Galerie Templon Has Given Artist Jan Fabre Carte Blanche to Inaugurate its New Paris Gallery

The resulting two-part show blends sexual and religious symbols.

Jan Fabre, Le Bluff de la Vierge Marie belge (2018).Photo Pat Verbrueggen. ©Angelos bvba. Courtesy Galerie Templon.

Last October, art dealer Daniel Templon invited the Belgian artist Jan Fabre to tour a rough, unfinished space in Paris that was to become the third branch of Galerie Templon. He wanted Fabre to inaugurate the gallery with a show of new works, and he offered him carte blanche to do it.

Fabre couldn’t say no. He spent six months on a body of work that employs the iconography of organized religion and pays tribute to the artist’s home country. that is now being shown in a two-part exhibition, “Sexual Belgian Folklore (2017-2018)” and “Sexual Belgian North Sea (2018),” up through July 21.

Installation view of “Jan Fabre: Sexual Belgian Folklore (2017-2018)” and “Sexual Belgian North Sea (2018).” Courtesy Galerie Templon.

“Jan wanted to celebrate the connection between France and Belgium, his native country,” says Anne-Claudie Coric, the gallery’s executive director. “The exhibition is thus a playful exploration of what he calls the ‘Belgian subconscious.’ In a way it’s also a reflection on Europe, the idea of nationhood and the relationship between politics and culture.”

Both parts of the show are composed of a series of drawings and sculptures. In total, there are some 50 colored-pencil drawings done in the style of pictures found in illuminated manuscripts. Each is mounted in a golden frame with a red velvet mat.

Jan Fabre, The Chickens Being Fed (2017). Photo: Pat Verbrueggen. ©Angelos bvba. Courtesy of Galerie Templon.

Fabre’s sculptures are made from objects that once belonged to Belgian churches, which Fabre procured from estate sales. However, while they were sourced from houses of worship, the objects have been altered with Fabre’s signature wit. L’arbre de vie du carnaval belge (2018), for instance, is a gilded cross covered in party hats and penises. In Coquillages belges au garde à vous (noir, jaune, rouge) (2018), a penis emerges from a trio of fabric-covered seashells

Jan Fabre, L’arbre de vie du carnaval belge (2018). Photo: Pat Verbrueggen. ©Angelos bvba. Courtesy of Galerie Templon.

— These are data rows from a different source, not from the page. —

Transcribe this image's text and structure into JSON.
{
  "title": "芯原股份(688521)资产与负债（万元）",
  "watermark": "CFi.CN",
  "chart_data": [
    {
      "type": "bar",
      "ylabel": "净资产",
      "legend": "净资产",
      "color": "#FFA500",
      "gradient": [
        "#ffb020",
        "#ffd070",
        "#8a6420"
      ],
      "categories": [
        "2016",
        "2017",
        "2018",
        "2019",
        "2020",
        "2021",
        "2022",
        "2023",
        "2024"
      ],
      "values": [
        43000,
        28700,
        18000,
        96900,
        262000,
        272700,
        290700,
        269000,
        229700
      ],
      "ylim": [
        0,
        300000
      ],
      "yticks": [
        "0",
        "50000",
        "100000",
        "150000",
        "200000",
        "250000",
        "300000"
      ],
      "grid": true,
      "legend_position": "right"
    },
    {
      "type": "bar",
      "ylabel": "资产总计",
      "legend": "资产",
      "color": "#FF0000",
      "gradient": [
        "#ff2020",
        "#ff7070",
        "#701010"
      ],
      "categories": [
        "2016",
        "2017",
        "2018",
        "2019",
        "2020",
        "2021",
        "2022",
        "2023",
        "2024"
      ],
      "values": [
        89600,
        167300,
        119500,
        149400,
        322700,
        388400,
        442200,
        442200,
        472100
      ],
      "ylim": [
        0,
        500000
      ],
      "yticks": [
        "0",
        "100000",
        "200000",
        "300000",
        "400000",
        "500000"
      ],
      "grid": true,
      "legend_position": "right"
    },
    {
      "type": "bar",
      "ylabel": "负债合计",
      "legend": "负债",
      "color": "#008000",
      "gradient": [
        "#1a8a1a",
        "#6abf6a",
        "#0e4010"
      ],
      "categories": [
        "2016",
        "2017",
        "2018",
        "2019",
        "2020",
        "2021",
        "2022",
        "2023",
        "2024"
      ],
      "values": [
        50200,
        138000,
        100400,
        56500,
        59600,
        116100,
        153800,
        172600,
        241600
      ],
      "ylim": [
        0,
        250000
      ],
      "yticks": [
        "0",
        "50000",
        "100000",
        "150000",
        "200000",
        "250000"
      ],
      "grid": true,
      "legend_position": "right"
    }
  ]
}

The Paris expansion has been a long time coming. Templon, who runs a second gallery in Paris and another in Brussels, had been seeking this growth for more than 10 years, but was waiting for “the ideal way to expand,” says Coric. “Expansion is not an end in itself. It needs to serve a purpose, an identity. We seek to promote a gallery model where the local audience is key, where exhibitions and the experiments of artists remain at the core of the experience.”

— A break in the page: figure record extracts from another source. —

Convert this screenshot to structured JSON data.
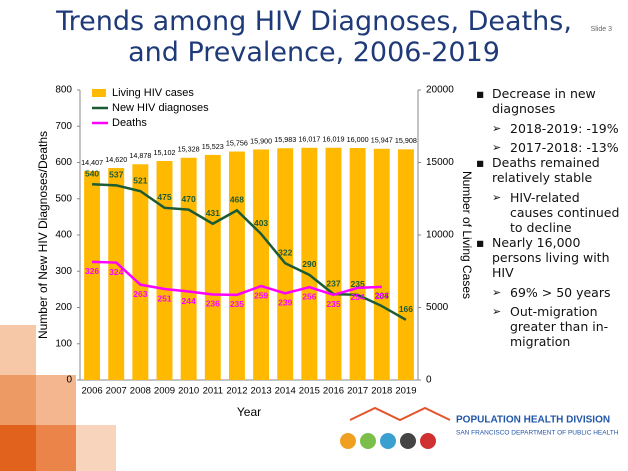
{
  "slide": {
    "title": "Trends among HIV Diagnoses, Deaths, and Prevalence, 2006-2019",
    "number": "Slide 3"
  },
  "chart_data": {
    "type": "combo",
    "x_label": "Year",
    "y_label": "Number of New HIV Diagnoses/Deaths",
    "y2_label": "Number of Living Cases",
    "categories": [
      "2006",
      "2007",
      "2008",
      "2009",
      "2010",
      "2011",
      "2012",
      "2013",
      "2014",
      "2015",
      "2016",
      "2017",
      "2018",
      "2019"
    ],
    "series": [
      {
        "name": "Living HIV cases",
        "type": "bar",
        "axis": "y2",
        "color": "#ffb900",
        "values": [
          14407,
          14620,
          14878,
          15102,
          15328,
          15523,
          15756,
          15900,
          15983,
          16017,
          16019,
          16000,
          15947,
          15908
        ],
        "value_labels": [
          "14,407",
          "14,620",
          "14,878",
          "15,102",
          "15,328",
          "15,523",
          "15,756",
          "15,900",
          "15,983",
          "16,017",
          "16,019",
          "16,000",
          "15,947",
          "15,908"
        ]
      },
      {
        "name": "New HIV diagnoses",
        "type": "line",
        "color": "#1d5b35",
        "values": [
          540,
          537,
          521,
          475,
          470,
          431,
          468,
          403,
          322,
          290,
          237,
          235,
          204,
          166
        ]
      },
      {
        "name": "Deaths",
        "type": "line",
        "color": "#ff00ff",
        "values": [
          326,
          324,
          263,
          251,
          244,
          236,
          235,
          259,
          239,
          256,
          235,
          254,
          257,
          null
        ]
      }
    ],
    "ylim": [
      0,
      800
    ],
    "yticks": [
      0,
      100,
      200,
      300,
      400,
      500,
      600,
      700,
      800
    ],
    "y2lim": [
      0,
      20000
    ],
    "y2ticks": [
      0,
      5000,
      10000,
      15000,
      20000
    ],
    "legend": "top-left"
  },
  "bullets": [
    {
      "text": "Decrease in new diagnoses",
      "sub": [
        "2018-2019: -19%",
        "2017-2018: -13%"
      ]
    },
    {
      "text": "Deaths remained relatively stable",
      "sub": [
        "HIV-related causes continued to decline"
      ]
    },
    {
      "text": "Nearly 16,000 persons living with HIV",
      "sub": [
        "69% > 50 years",
        "Out-migration greater than in-migration"
      ]
    }
  ],
  "logo": {
    "name": "POPULATION HEALTH DIVISION",
    "department": "SAN FRANCISCO DEPARTMENT OF PUBLIC HEALTH"
  }
}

Fabre felt like the perfect artist to lead this new phase in the gallery’s life. “We have been working with Jan since 2000 and have accompanied him in the development of his career as a visual artist,” says Coric. “It was logical to think of him to demonstrate how we conceive the role of the gallery today: an agent, a producer, a companion, a spokesman.”

Jan Fabre. Photo: Carlotta Manaigo.

Jan Fabre: Sexual Belgian Folklore (2017-2018)” and “Sexual Belgian North Sea (2018)” are on view through July 21, 2018 at Galerie Templon in Paris.